People can also be added to the database if two or more additional criteria are reached, including wearing clothing with gang emblems, having a tattoo of a gang insignia or being referred to as a gang member in the court record of a criminal charge, according to the policy.

However, police officers will no longer fill out “gang arrest” cards and submit that information as justification for adding someone to the database, according to the agreement resolving the lawsuit. Those cards contained unreliable information and were disproportionately used to tag Black and Latino Chicagoans as gang members, according to Ferguson’s audit.

That data will be “walled off,” and no members of the police department will be able to access it. If that data is accessed through the department’s Citizens and Law Enforcement Analysis and Reporting, or CLEAR, database, it will be tagged with a disclaimer that any gang membership information had not been verified, according to the court records.

“That was the best we could do,” Del Valle said, adding that the CLEAR database would have had to be dismantled to remove all of the data gathered via gang arrest cards, an impossible task.

Once someone is added to the database, CPD must notify them and they can appeal the designation. Police officials have 90 days to act on that request, and if they reject it, they have to provide the person with the evidence used against them. That denial can be appealed to the Chicago Police Board for a final decision, according to the policy.

Sobrevilla said that process was far too cumbersome.

People in the database will be removed automatically after five years, if they have not been convicted of a gang-related crime, according to the policy.

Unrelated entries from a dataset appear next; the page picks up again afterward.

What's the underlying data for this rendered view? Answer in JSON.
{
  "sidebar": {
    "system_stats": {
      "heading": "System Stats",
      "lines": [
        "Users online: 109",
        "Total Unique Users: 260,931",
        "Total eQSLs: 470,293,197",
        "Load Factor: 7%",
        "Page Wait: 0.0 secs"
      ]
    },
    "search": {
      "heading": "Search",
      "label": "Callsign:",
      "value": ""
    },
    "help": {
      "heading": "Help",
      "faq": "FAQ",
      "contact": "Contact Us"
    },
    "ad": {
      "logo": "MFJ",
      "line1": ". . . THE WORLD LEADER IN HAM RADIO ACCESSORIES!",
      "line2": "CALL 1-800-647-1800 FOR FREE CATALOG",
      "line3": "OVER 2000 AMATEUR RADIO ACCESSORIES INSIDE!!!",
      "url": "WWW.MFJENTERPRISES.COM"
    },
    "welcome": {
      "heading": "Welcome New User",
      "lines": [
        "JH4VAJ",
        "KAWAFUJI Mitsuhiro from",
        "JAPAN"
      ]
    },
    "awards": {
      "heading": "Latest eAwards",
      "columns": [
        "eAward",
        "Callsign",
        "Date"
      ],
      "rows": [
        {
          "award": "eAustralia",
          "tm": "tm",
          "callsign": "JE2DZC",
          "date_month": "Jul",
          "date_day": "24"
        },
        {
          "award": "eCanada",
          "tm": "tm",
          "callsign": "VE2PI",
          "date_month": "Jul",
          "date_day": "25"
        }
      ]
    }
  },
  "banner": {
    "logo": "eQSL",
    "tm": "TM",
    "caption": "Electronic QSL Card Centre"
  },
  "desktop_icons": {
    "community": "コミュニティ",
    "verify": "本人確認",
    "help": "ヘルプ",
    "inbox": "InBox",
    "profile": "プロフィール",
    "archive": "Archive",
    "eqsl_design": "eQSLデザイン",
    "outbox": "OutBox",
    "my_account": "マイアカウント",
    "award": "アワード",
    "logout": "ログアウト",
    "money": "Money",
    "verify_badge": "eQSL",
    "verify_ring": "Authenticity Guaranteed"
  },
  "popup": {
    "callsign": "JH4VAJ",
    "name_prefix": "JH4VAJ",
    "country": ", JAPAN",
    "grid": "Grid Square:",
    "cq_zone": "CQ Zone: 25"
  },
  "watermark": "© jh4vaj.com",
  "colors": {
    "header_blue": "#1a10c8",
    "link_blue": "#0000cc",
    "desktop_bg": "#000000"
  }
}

In addition, the database will only be allowed to be used by the police department. All data will be off limits to Immigration and Customs Enforcement, schools, licensing agencies and housing agencies, according to the policy.

Any outside agencies granted access to the database will have to sign an agreement promising not to share the information with prohibited agencies, according to the policy.

Ferguson’s office is working on a follow-up audit of the gang database that is set to be released in early 2021, said Natalie Kuriata, the inspector general’s spokesperson. That audit will “include a substantive discussion of the new policy and system and its current state of play,” Kuriata added.

Despite the changes in policy, the police department’s use of databases to track gang members remains “fundamentally flawed,” Sobrevilla said.

“The worry still very much exists in our communities” that the database will lead to deportations and the loss of jobs and homes, Sobrevilla said. “Its existence is worrisome.”